Between the first and second editions, the book underwent some changes. Ninety-five additional images were added, as well as ten additional pages as a result of new chapters that were added. The two chapters about normal and abnormal growth in girth (normales und das anormale Dickenwachstum) were combined into one chapter.

Between the second and third editions and between the first and second editions, some changes within the chapters took place and additional information was added. Twenty-nine new images were included in the book. Four additional pages were added.

== Reception ==
After the publication of Physiologische Pflanzenanatomie in 1884, the book received different opinions. Some people were enthusiastic about it, while others refused the new viewpoints.
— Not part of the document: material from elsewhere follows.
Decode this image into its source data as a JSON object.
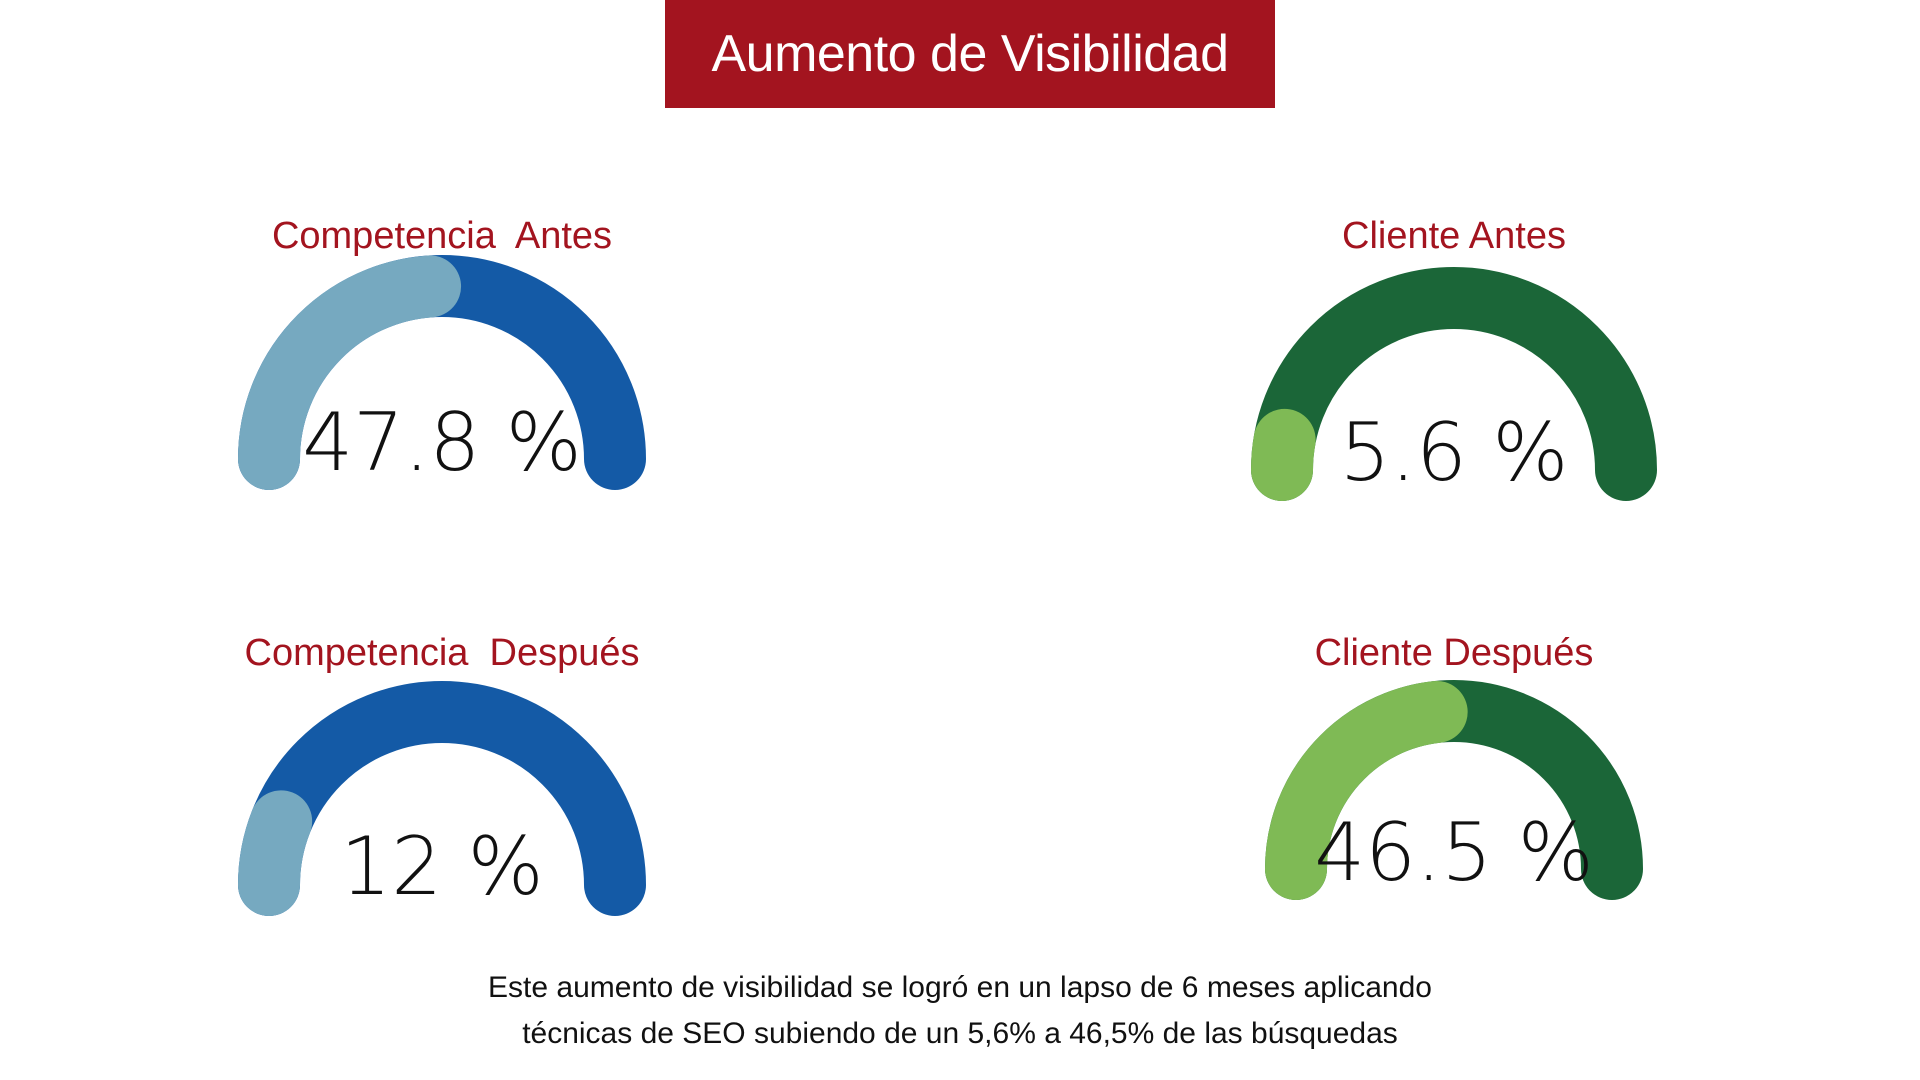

Seven years earlier, the book Vergleichende Anatomie der Vegetationsorgane der Phanerogamen und Farne ('Comparative anatomy of the vegetative organs of the phanerogams and ferns) by DeBarys was published. This book included twelve years of detailed research and was then thought to be the possible final statement on plant anatomy. Haberlandt was a young botanist with a new vision at the time, suggesting a connection between anatomy and physiology that cannot even be fully demonstrated through experiments. In those years science did not value analogies. Meanwhile analogies were a source of inspiration for Haberlandt. This book was intended mainly as an educational textbook. In the end it found resonance not only within Europe but also as far as Japan. After the first publications, Haberlandt's fellow scientists described the book as a botany novel and wanted to keep it away from their students to prevent heretical thoughts. This disagreement was also projected onto people who worked together with Haberlandt, like Schwendener. With each new edition of the book, Haberlandt referred back to those critics. The critics felt that it was too teleologically based and the author explained his distance from every form of vitalism multiple times.

By 1992 the book Physiologische Pflanzenanatomie was seen as one of the most successful books about plant anatomy, making it the most famous book by Haberlandt. It took over half a century for his ideas to be fully adopted by his fellow scientists. He took a point of view that was different to the standard procedures of other scientists; broad knowledge and his interest in the subject helped him receive acknowledgement after the publication of Physiologische Pflanzenanatomie.

In a review paper published in 1905, the author points out the scarcity of literature of the same quality as Haberlandt's in the English language. Non-German speakers were only presented with certain chapters which had been translated by this time, but were hoping for a full translation of the third edition, which was published in 1914 by Montagu Drummond.

For others, Haberlandt's use of his anatomy knowledge and the way he combined it with the field of botany was unique; it was one of the main points that set him apart from other writers. Readers were aware of Haberlandt's tendency to exaggerate the point he was trying to make, but they were pleased with his passion and creativity to think further. The book supported many students in their studies and it presented plant anatomy in much detail. Otto Haertel described Haberlandt as being known for his visionary approach, which was balanced between speculation and traditional inductive reasoning. One of his past students wrote, regarding Haberlandt, that the Germans called it a philosophical mind. The target audience for the book was broad. Haberlandt wanted to make it accessible and engaging for people with the same interests. A large part of the book is also a summary of the knowledge obtained up until the publication date, creating a solid viewpoint for the public. But for Haberlandt it was important to push it further and bring what were then-controversial topics into a different light.

In the 21st century Haberlandt is a known name in the field of plant anatomy and his ideas are still being discussed.The book can be found in different libraries around the world. For example, the third edition of the book Physiologische Pflanzenanatomie can be found in the Maastricht University Library; it is part of the special collection.